- Rogério Marinho, líder da oposição no Senado pelo PL, concedeu o JR Entrevista para falar das investigações da Operação Cúmplice Zero, de críticas ao STF e de propostas de segurança pública para a pré-campanha de Flávio Bolsonaro.
- O senador afirma que o crescimento do Banco Master teve origem em decisões do governo da Bahia durante gestões petistas, citando Rui Costa e Jaques Wagner, vinculando a instituição à venda do Credcesta.
- Marinho classifica a relação entre o governo baiano e o Master como promíscua, afirmando que o banco se tornou protagonista no mercado financeiro com benefício e conivência do poder público.
- O parlamentar critica o STF e diz que o Brasil vive uma “jurisprudência da exceção”, mencionando a duração do inquérito das fake news e a centralização de funções entre juízes.
- Também apresentou diretrizes da segurança pública da pré-campanha de Flávio Bolsonaro, defendendo redações como redução da maioridade para 16 anos (14 em crimes hediondos), fim da progressão de regime para crimes hediondos e uso obrigatório de tornozeleiras em casos de medidas protetivas; alertou sobre a situação econômica do país.
O líder da oposição no Senado, Rogério Marinho (PL-RN), concedeu o JR ENTREVISTA nesta quarta-feira (22). Em pauta, ele ligou a ascendência do Banco Master a decisões tomadas durante gestões petistas na Bahia e criticou ações do STF, além de apresentar propostas para a pré-campanha de Flávio Bolsonaro à Presidência.
Marinho apontou como origem do crescimento do Banco Master uma sequência de decisões envolvendo Rui Costa, atual ministro da Casa Civil, e Jaques Wagner, então secretário de governo. Segundo o senador, a instituição teria emergido a partir da venda do Credcesta, instituição estadual que atendia servidores públicos.
Ele descreveu a relação entre governo da Bahia e o banco como uma prática de promiscuidade, afirmando que a instituição ganhou protagonismo no mercado financeiro com apoio do poder público. O militar público destacou a atuação do governo e defesa de interesses políticos.
Críticas ao STF
Durante a entrevista, Marinho criticou a chamada jurisprudência da exceção e comentou sobre a condução de investigações, especialmente o inquérito das fake news. Segundo ele, há centralização de funções entre magistrados do STF e questionamentos sobre o rito processual.

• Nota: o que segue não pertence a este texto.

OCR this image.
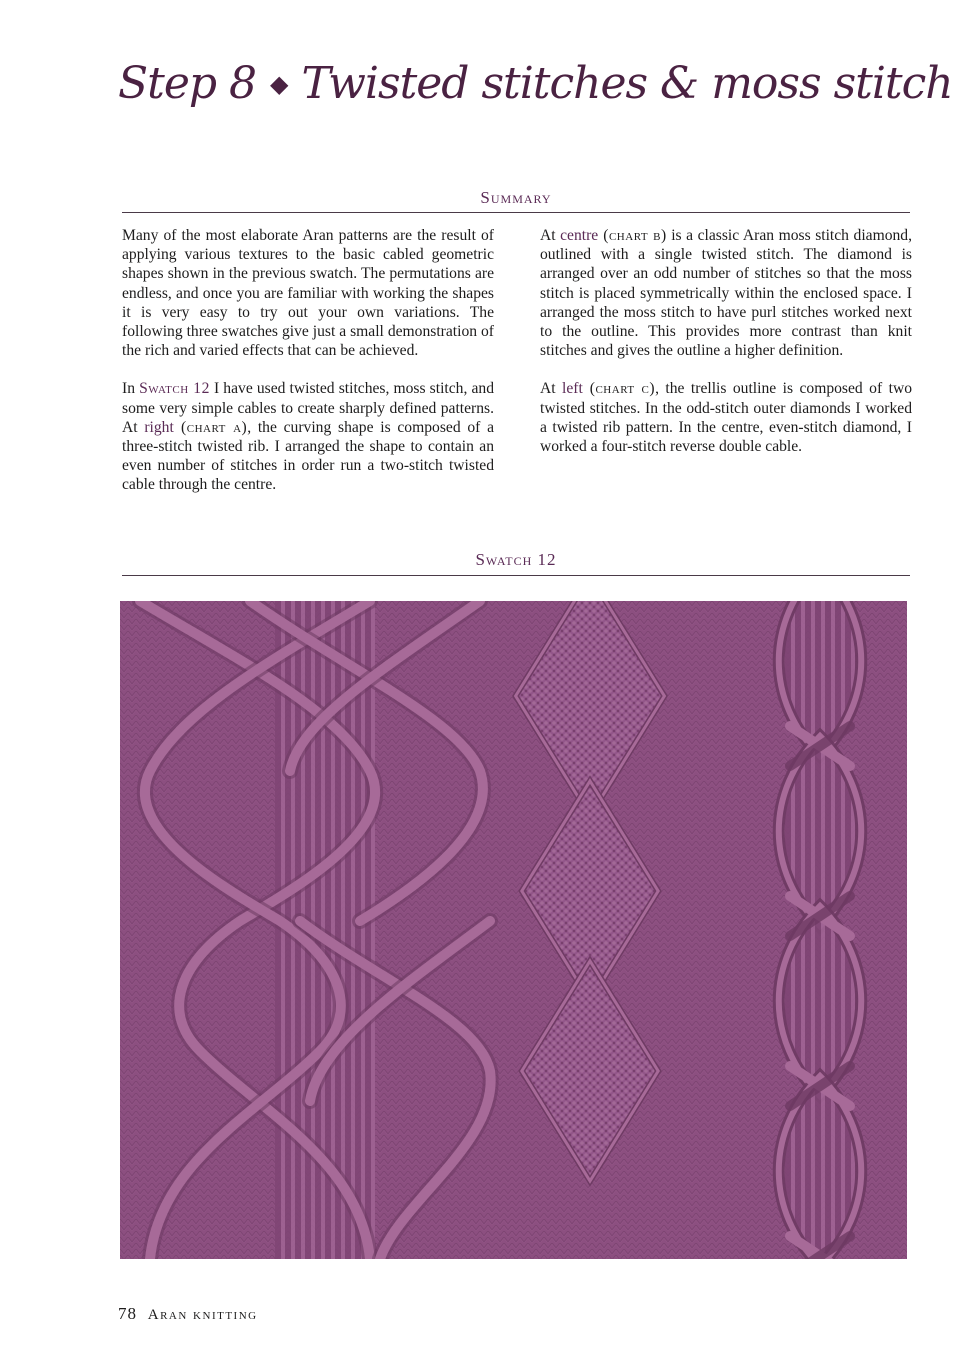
Step 8 ◆ Twisted stitches & moss stitch
Summary

Many of the most elaborate Aran patterns are the result of applying various textures to the basic cabled geometric shapes shown in the previous swatch. The permutations are endless, and once you are familiar with working the shapes it is very easy to try out your own variations. The following three swatches give just a small demonstration of the rich and varied effects that can be achieved.

In Swatch 12 I have used twisted stitches, moss stitch, and some very simple cables to create sharply defined patterns. At right (chart a), the curving shape is composed of a three-stitch twisted rib. I arranged the shape to contain an even number of stitches in order run a two-stitch twisted cable through the centre.

At centre (chart b) is a classic Aran moss stitch diamond, outlined with a single twisted stitch. The diamond is arranged over an odd number of stitches so that the moss stitch is placed symmetrically within the enclosed space. I arranged the moss stitch to have purl stitches worked next to the outline. This provides more contrast than knit stitches and gives the outline a higher definition.

At left (chart c), the trellis outline is composed of two twisted stitches. In the odd-stitch outer diamonds I worked a twisted rib pattern. In the centre, even-stitch diamond, I worked a four-stitch reverse double cable.

Swatch 12
78 Aran knitting
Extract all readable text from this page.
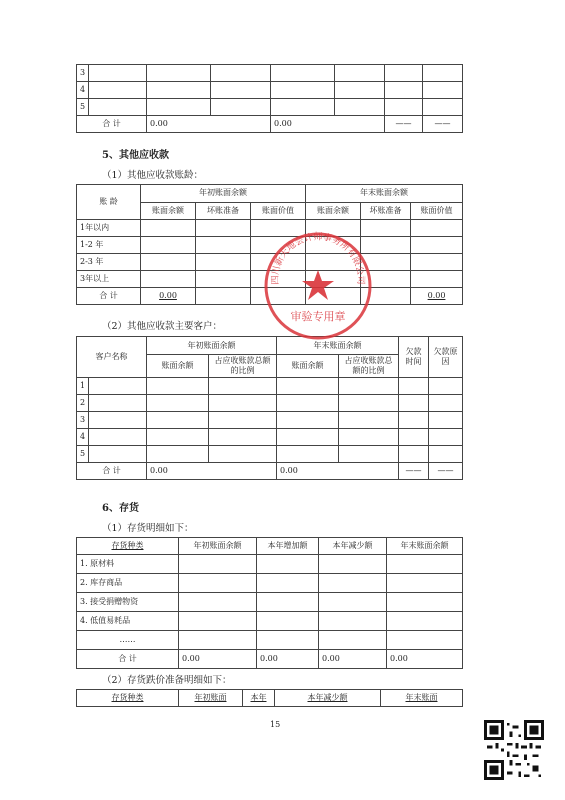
3							
4							
5							
合 计		0.00		0.00		——	——
5、其他应收款
（1）其他应收款账龄：
账 龄	年初账面余额			年末账面余额		
	账面余额	坏账准备	账面价值	账面余额	坏账准备	账面价值
1年以内						
1-2 年						
2-3 年						
3年以上						
合 计	0.00					0.00
（2）其他应收款主要客户：
客户名称		年初账面余额		年末账面余额		欠款时间	欠款原因
		账面余额	占应收账款总额的比例	账面余额	占应收账款总额的比例		
1							
2							
3							
4							
5							
合 计		0.00		0.00		——	——
6、存货
（1）存货明细如下：
存货种类	年初账面余额	本年增加额	本年减少额	年末账面余额
1. 原材料				
2. 库存商品				
3. 接受捐赠物资				
4. 低值易耗品				
……				
合 计	0.00	0.00	0.00	0.00
（2）存货跌价准备明细如下：
存货种类	年初账面	本年	本年减少额	年末账面
四川新天地会计师事务所有限公司
审验专用章
15
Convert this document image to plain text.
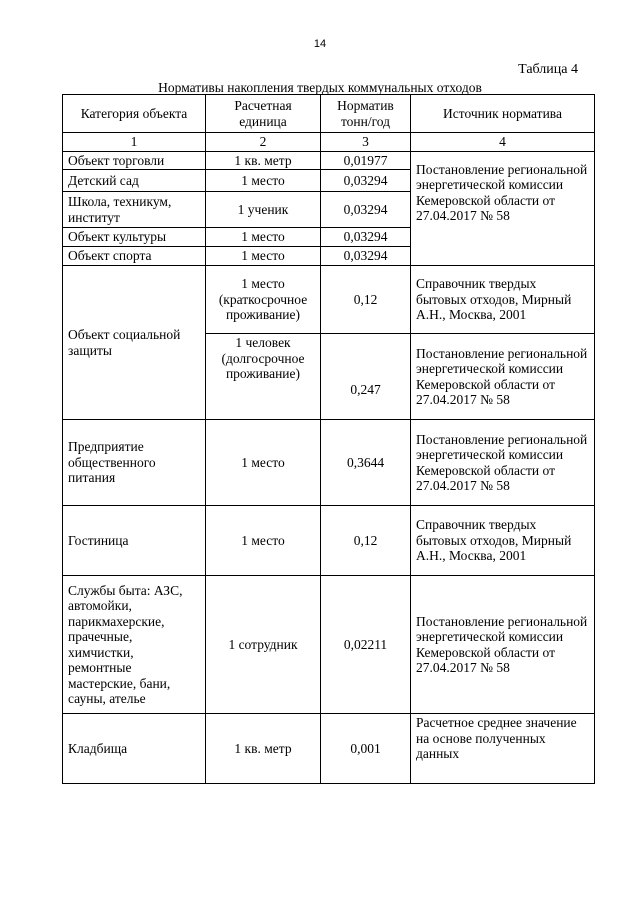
14
Таблица 4
Нормативы накопления твердых коммунальных отходов
Категория объекта	Расчетная единица	Норматив тонн/год	Источник норматива
1	2	3	4
Объект торговли	1 кв. метр	0,01977	Постановление региональной энергетической комиссии Кемеровской области от 27.04.2017 № 58
Детский сад	1 место	0,03294	
Школа, техникум, институт	1 ученик	0,03294	
Объект культуры	1 место	0,03294	
Объект спорта	1 место	0,03294	
Объект социальной защиты	1 место (краткосрочное проживание)	0,12	Справочник твердых бытовых отходов, Мирный А.Н., Москва, 2001
	1 человек (долгосрочное проживание)	0,247	Постановление региональной энергетической комиссии Кемеровской области от 27.04.2017 № 58
Предприятие общественного питания	1 место	0,3644	Постановление региональной энергетической комиссии Кемеровской области от 27.04.2017 № 58
Гостиница	1 место	0,12	Справочник твердых бытовых отходов, Мирный А.Н., Москва, 2001
Службы быта: АЗС, автомойки, парикмахерские, прачечные, химчистки, ремонтные мастерские, бани, сауны, ателье	1 сотрудник	0,02211	Постановление региональной энергетической комиссии Кемеровской области от 27.04.2017 № 58
Кладбища	1 кв. метр	0,001	Расчетное среднее значение на основе полученных данных
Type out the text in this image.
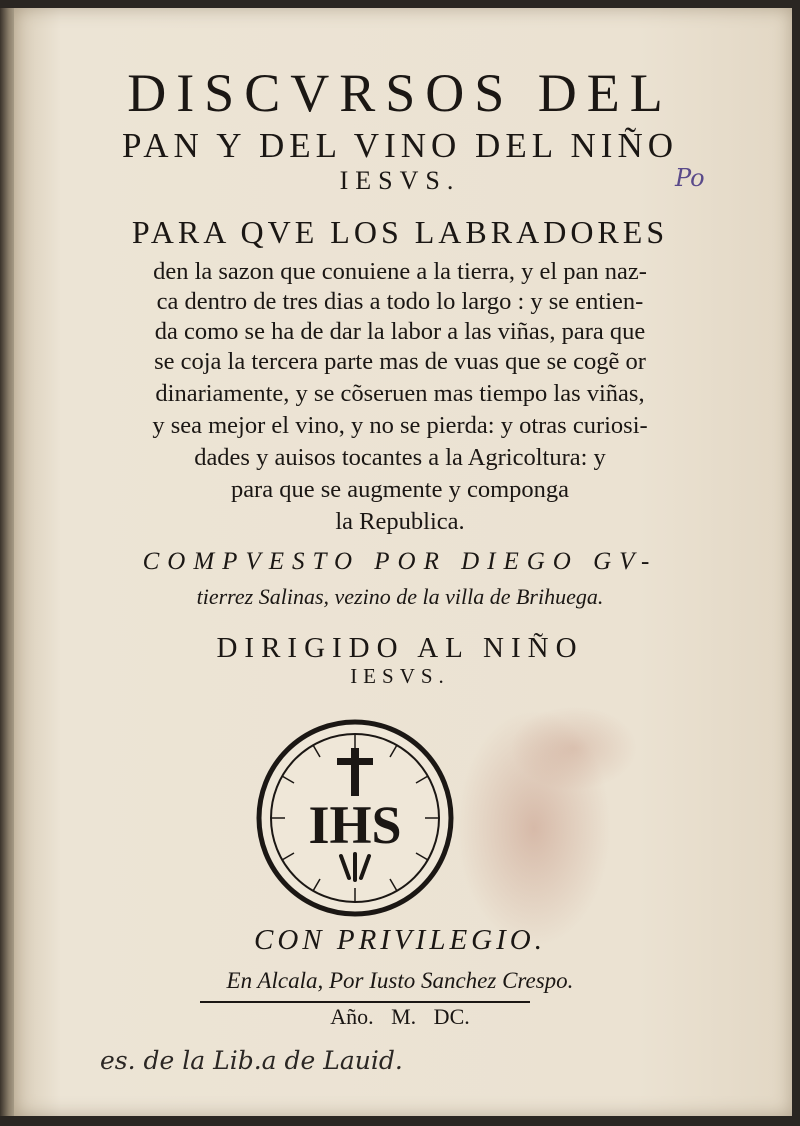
DISCVRSOS DEL
PAN Y DEL VINO DEL NIÑO
IESVS.	Po
PARA QVE LOS LABRADORES
den la sazon que conuiene a la tierra, y el pan naz-
ca dentro de tres dias a todo lo largo : y se entien-
da como se ha de dar la labor a las viñas, para que
se coja la tercera parte mas de vuas que se cogẽ or
dinariamente, y se cõseruen mas tiempo las viñas,
y sea mejor el vino, y no se pierda: y otras curiosi-
dades y auisos tocantes a la Agricoltura: y
para que se augmente y componga
la Republica.
COMPVESTO POR DIEGO GV-
tierrez Salinas, vezino de la villa de Brihuega.
DIRIGIDO AL NIÑO
IESVS.
IHS
CON PRIVILEGIO.
En Alcala, Por Iusto Sanchez Crespo.
Año. M. DC.
es. de la Lib.a de Lauid.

O senador citou ainda tensões em decisões judiciais internacionais, mencionando exemplos de cortes de Itália e Espanha que teriam negado extradições por entenderem excessos do judiciário brasileiro. Não houve menção a fontes oficiais que respaldem integralmente as afirmações.
Propostas de segurança pública
Marinho apresentou diretrizes defendidas pela pré-campanha de Flávio Bolsonaro, como redução da maioridade penal para 16 anos, com exceção de crimes hediondos para 14 anos. Também defendeu o fim da progressão de regime para condenados por crimes hediondos e o uso obrigatório de tornozeleiras eletrônicas em medidas protetivas contra violência contra a mulher.
Sobre a economia, o senador avaliou o cenário nacional e estimou que o governo atual deixará uma herança maldita. Segundo ele, o déficit nominal seria próximo de 1 trilhão de reais por ano, com aumento da dívida pública.